Applicability of restrictions on indirect transfers of equity interests

According to the Barcelona Provincial Court, unless there
are tie-in agreements, it is not possible to extend to a
company the restrictions to the transfer provided in the
bylaws of another company in which it has an interest.

The Judgment of the Provincial Court of Barcelona

The judgment of the 15th Section of the Barcelona Provincial Court No. 477/2023, dated November 2, deals with the issue of indirect transfers of shares in a company.

The case involves the restriction of the transferability of the shares of a limited liability company and its possible extension to the disposal of shares representing the capital stock of shareholder companies.

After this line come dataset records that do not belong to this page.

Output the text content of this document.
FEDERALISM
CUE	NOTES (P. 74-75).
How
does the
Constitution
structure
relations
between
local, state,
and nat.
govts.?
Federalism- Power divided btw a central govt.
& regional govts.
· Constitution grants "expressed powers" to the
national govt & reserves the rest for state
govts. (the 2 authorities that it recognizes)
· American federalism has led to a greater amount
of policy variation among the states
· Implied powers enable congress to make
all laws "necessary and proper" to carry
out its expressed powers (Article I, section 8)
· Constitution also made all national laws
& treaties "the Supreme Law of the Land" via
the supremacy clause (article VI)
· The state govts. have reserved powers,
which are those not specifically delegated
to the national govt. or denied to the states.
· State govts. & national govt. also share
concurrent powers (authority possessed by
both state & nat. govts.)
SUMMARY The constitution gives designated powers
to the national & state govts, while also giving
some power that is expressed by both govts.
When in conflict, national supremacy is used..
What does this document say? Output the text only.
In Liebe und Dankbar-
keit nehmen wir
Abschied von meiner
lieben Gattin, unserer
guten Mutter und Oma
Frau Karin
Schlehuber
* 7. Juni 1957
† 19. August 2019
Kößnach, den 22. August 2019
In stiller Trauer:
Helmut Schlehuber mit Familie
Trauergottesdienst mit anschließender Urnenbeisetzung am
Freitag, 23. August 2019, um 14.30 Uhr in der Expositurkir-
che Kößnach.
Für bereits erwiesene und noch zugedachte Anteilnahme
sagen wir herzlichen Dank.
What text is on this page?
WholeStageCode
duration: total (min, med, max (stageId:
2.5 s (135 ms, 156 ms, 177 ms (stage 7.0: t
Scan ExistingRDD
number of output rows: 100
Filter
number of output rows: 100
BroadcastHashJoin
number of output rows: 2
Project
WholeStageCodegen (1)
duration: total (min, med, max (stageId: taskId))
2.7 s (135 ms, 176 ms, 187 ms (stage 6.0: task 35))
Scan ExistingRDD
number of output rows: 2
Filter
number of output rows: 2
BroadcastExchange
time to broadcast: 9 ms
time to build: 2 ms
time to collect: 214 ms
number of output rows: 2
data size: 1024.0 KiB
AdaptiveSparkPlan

The judgment we are commenting on analyzes a case in which company A sold 100% of the shares of companies B1 to B34 to company C. Later, company C transferred the shares of B1 to B34 to company C1.

With the above transaction, company C1 acquired control of company D, previously owned by B1 to B34.

The main question is whether these transfers – which, according to the plaintiff, were made without the proper corporate authorizations – violate the statutory restrictions of company D, understood as the controlled company.

The challenge of indirect transfers
The term “indirect transfers” refers to those transfers that affect the shares of shareholder companies, which implies, in certain cases, the indirect transfer of the shares subject to restrictions.

Therefore, these types of transfers pose a legal challenge when attempting to extend the restrictions of a company to the transfers of shareholder companies.

In this context, it is discussed whether the legal or statutory provisions limiting the transfer of shares can be applied to transfers of shareholder interests.